Bright colors and bold abstract prints were the most prevalent summer trend, especially in dresses and tunics, which buyers said was an energized category after spring introductions. Jackets, enlivened by new swing and trapeze shapes, were also popular.
The women's and children's show that ended its four-day run Jan. 29 at AmericasMart also offered a smattering of early fall merchandise.
Focusing on contemporary and accessories as growth opportunities, AmericasMart expanded space for new vendors in exhibition areas, including lines such as Ed Hardy, which grew to 15 booths in its third show here. A New Artist area launched featuring lines that were fresh to the mart, with 25 lines making their debut this show. The new product augments permanent showroom lines.
Traffic equaled last year and was described as "typical" for a January show by Chuck Corvi, project manager for apparel trade shows.

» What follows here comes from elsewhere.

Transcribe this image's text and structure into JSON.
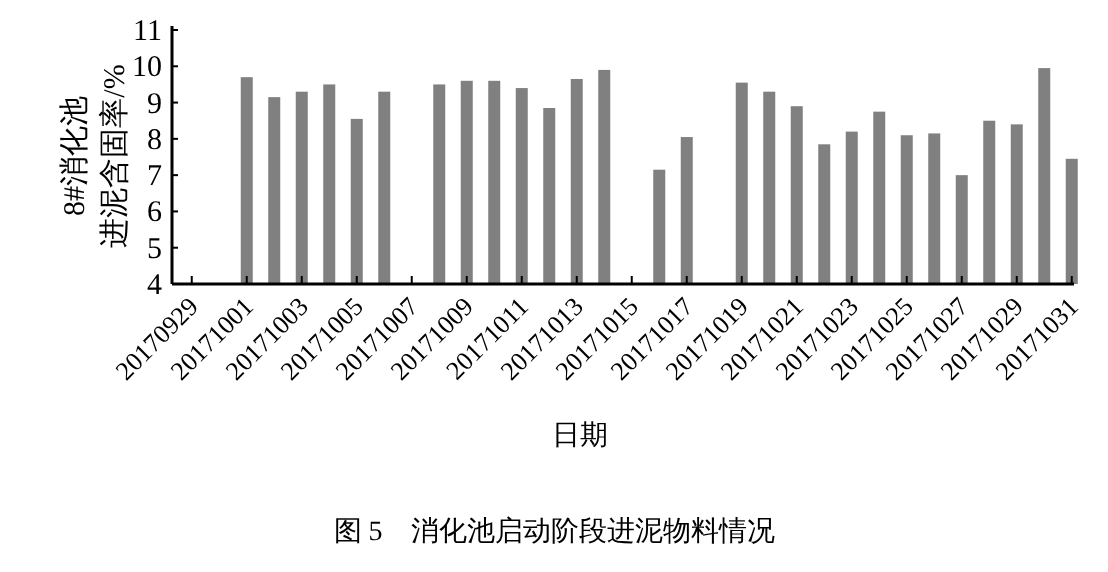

"There were bright spots and opportunities to grow business, and low spots, such as moderate areas," Corvi said. "Mom-and-pop stores in small towns face competition from big department stores and other retailers."
Contemporary stores, such as L Boutique in Sarasota, Fla., applauded the increase in younger, hipper product in clearly defined areas.
"I'm seeing more lines here that I used to have to go to New York to get," said owner LeeAnne Swor.
For summer, Swor bought dresses, her best-selling category, from Susana Monaco, Trina Turk and Tracy Reese, and printed tunics and dresses from Black Halo and Milly.
Other buyers, shopping for an affluent, older customer base, said the market was too contemporary, neglecting a customer who demands updated fashion but needs a more generous fit.